Businesswoman Laurene Powell Jobs is using her fortune to produce and finance documentary filmmaking. According to Bloomberg, the world’s sixth-richest woman is backing a documentary studio along with director-producer Davis Guggenheim (“Waiting for Superman”). The startup, Concordia Studio, was co-founded by Powell Jobs’ philanthropic firm Emerson Collective.
Concordia has already produced the doc “Kailash,” which won the Grand Jury Prize for documentary at Sundance this year. Powell Jobs exec produced the portrait of Nobel Peace Prize winner Kailash Satyarthi and his fight to rescue children from human trafficking.
As the source notes, Powell Jobs also has stakes in production and talent management company Anonymous Content (“Winter’s Bone,” “13 Reasons Why”) and diversity-minded media company Macro (“Mudbound,” “Fences”).

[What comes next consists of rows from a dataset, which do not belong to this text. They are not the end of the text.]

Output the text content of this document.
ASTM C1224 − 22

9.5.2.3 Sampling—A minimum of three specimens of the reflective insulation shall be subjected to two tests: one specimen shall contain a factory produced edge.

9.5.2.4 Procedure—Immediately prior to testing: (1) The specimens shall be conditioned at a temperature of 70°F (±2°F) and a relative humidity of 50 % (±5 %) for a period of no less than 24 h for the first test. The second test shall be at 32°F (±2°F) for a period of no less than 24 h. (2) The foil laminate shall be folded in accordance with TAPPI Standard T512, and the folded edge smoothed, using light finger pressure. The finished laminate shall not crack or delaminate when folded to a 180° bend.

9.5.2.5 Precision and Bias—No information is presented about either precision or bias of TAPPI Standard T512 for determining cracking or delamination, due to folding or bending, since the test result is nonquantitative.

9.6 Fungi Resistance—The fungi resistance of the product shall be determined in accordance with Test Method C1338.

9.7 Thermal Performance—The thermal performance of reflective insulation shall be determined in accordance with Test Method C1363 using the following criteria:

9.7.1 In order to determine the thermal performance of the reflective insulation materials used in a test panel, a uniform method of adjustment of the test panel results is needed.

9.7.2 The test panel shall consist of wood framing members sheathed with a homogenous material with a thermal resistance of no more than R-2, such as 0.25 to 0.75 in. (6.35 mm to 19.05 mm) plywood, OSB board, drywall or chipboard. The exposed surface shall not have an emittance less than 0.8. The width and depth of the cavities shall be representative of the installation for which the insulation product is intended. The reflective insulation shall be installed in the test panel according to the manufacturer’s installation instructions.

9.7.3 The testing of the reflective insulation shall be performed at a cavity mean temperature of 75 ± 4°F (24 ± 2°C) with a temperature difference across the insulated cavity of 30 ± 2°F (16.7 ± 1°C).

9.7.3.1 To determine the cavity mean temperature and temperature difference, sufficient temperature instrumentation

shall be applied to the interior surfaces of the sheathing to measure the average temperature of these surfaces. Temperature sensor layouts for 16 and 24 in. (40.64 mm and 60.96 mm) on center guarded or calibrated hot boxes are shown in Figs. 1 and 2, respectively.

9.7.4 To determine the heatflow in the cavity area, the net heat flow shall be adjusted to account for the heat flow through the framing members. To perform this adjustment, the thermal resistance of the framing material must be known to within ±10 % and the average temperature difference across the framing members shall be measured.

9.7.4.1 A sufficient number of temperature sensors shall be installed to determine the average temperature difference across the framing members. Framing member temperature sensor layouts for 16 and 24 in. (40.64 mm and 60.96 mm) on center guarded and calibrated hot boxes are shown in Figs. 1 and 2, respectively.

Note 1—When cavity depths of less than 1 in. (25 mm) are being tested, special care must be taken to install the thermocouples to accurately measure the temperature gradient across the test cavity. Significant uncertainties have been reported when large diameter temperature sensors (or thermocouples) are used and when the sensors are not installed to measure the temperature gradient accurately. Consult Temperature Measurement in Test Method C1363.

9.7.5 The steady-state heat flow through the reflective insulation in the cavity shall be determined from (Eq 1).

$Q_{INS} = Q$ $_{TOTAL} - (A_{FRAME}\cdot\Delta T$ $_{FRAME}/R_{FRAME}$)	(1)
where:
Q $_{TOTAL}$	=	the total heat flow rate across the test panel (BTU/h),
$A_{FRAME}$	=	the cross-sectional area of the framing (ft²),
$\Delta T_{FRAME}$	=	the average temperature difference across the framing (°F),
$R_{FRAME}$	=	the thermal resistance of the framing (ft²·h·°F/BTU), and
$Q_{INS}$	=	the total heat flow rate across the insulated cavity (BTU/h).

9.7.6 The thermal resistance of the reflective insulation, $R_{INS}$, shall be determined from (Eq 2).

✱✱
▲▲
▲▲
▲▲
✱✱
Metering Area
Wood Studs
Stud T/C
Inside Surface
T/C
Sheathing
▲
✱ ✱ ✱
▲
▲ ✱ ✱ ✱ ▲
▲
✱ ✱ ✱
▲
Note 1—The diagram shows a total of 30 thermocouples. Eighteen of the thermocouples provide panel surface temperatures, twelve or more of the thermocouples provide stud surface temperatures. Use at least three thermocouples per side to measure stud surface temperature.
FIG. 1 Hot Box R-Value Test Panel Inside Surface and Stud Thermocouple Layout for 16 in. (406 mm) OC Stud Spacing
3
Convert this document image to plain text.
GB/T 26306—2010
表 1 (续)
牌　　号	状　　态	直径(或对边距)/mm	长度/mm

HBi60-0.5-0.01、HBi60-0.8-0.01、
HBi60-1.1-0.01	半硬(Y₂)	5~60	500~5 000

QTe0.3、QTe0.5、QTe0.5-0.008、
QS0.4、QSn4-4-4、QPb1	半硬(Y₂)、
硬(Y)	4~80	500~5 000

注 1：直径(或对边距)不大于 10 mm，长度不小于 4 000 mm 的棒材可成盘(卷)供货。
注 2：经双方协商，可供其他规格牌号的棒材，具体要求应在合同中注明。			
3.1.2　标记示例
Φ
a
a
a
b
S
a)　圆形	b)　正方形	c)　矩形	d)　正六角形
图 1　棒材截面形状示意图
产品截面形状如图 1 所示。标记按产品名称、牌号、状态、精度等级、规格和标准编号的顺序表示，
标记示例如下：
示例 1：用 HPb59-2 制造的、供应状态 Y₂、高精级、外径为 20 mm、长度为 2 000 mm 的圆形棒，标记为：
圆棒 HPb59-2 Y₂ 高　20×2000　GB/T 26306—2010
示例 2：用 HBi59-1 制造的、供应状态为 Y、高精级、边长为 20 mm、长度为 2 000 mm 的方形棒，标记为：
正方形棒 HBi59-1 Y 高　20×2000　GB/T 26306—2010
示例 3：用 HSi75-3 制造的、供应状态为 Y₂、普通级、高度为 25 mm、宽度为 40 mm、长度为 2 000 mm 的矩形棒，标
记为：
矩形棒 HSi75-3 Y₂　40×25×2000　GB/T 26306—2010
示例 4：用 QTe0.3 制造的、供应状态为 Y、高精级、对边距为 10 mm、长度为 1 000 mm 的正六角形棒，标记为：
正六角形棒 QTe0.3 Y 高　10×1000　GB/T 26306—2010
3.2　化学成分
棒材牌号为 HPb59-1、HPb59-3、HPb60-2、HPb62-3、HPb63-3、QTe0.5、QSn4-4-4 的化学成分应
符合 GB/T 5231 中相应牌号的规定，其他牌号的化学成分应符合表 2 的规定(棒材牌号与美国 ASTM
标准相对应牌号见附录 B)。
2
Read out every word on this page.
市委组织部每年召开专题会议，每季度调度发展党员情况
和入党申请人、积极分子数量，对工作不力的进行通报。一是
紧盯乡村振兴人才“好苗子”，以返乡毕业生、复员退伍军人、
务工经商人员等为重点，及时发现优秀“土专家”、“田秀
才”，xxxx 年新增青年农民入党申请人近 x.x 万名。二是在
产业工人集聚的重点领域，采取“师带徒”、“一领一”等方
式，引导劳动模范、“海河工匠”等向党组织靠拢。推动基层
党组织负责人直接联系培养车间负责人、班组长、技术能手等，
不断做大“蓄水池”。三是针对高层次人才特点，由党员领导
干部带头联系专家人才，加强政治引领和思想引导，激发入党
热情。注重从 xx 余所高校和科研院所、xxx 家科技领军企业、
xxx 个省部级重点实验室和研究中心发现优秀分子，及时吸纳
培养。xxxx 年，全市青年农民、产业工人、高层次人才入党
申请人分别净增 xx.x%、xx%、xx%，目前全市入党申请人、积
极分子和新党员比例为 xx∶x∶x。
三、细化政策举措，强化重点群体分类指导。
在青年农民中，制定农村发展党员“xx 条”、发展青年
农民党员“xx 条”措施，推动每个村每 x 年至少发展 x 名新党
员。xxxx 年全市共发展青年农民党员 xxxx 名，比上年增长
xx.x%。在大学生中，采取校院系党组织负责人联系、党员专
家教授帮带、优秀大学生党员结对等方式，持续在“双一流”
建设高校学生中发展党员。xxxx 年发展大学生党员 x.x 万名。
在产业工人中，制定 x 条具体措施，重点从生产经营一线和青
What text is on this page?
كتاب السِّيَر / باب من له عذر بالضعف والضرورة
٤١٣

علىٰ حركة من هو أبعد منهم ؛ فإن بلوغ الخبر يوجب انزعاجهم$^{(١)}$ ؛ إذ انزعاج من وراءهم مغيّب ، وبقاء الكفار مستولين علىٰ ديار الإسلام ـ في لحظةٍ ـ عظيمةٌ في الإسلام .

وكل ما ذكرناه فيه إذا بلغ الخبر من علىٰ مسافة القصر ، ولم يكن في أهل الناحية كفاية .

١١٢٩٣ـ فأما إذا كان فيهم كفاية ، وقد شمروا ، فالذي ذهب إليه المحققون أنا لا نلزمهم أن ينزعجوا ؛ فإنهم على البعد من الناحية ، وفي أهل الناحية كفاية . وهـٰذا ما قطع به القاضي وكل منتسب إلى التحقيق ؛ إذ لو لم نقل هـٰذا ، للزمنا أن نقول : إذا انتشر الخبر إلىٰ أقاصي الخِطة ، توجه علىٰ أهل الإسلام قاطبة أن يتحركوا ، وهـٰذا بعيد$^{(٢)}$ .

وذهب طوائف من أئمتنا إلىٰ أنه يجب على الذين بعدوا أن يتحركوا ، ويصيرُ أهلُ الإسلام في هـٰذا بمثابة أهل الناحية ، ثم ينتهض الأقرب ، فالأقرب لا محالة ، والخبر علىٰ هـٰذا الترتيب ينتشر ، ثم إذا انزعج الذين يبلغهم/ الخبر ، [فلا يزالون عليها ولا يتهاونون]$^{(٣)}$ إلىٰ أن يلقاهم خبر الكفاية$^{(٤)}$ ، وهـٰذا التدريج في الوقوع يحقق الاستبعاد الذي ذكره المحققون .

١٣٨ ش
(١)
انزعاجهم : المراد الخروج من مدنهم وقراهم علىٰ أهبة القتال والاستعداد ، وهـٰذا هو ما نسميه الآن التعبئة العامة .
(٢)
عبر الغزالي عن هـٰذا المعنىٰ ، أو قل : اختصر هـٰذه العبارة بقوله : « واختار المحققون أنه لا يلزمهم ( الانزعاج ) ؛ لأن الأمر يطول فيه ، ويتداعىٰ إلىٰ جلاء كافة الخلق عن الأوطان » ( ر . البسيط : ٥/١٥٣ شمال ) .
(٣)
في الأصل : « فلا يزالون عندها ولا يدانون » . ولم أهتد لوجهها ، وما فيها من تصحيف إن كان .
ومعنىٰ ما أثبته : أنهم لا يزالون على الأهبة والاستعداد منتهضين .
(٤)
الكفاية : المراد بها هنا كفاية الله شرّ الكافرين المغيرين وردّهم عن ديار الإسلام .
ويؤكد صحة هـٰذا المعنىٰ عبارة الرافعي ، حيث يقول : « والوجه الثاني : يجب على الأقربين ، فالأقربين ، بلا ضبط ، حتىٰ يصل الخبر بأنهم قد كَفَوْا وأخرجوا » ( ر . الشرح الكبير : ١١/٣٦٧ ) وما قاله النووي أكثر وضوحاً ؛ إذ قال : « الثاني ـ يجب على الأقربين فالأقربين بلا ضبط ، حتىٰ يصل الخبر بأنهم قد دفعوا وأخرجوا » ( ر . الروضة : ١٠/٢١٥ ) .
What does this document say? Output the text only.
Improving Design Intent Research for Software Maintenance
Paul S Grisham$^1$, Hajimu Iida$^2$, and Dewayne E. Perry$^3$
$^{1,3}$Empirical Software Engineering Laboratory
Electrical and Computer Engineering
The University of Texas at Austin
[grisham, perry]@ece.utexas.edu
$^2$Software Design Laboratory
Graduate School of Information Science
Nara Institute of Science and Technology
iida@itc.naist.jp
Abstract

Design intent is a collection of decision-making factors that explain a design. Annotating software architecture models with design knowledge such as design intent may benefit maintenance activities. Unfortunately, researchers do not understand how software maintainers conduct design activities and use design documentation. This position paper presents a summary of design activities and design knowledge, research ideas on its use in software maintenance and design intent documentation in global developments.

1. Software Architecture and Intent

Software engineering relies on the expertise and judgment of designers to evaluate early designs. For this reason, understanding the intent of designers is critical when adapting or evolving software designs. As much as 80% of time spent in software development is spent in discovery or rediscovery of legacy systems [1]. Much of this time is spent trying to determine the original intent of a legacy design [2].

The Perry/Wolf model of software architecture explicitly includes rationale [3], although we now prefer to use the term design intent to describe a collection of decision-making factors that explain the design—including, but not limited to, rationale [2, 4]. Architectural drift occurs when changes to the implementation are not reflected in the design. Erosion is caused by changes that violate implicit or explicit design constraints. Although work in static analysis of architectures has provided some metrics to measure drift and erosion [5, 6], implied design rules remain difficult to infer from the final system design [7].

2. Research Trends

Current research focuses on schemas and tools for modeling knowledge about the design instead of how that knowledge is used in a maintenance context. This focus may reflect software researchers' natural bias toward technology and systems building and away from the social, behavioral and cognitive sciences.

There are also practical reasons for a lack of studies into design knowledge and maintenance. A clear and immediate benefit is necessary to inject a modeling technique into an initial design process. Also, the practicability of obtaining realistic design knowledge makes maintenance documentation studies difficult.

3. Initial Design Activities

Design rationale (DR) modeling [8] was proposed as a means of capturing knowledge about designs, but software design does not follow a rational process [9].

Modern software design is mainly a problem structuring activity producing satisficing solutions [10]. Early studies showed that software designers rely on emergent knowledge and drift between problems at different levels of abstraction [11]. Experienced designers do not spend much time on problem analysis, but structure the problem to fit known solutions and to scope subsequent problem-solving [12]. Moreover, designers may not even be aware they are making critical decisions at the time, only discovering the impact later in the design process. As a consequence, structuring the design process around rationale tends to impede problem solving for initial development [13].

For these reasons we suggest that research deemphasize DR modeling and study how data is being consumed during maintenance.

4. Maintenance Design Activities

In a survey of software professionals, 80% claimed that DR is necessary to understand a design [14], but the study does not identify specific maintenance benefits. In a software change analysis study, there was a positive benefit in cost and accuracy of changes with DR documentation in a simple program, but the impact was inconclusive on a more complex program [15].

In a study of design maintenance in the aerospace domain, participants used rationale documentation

Founded and headed by Powell Jobs, Emerson Collective is devoted to “removing barriers to opportunity so people can live to their full potential.” Emerson’s areas of interest include education, immigration reform, the environment, and health. The organization has been especially vocal about the importance of supporting Dreamers, or undocumented immigrants who arrived in the U.S. as children and attended school there, and stopping the forced separation of immigrant families.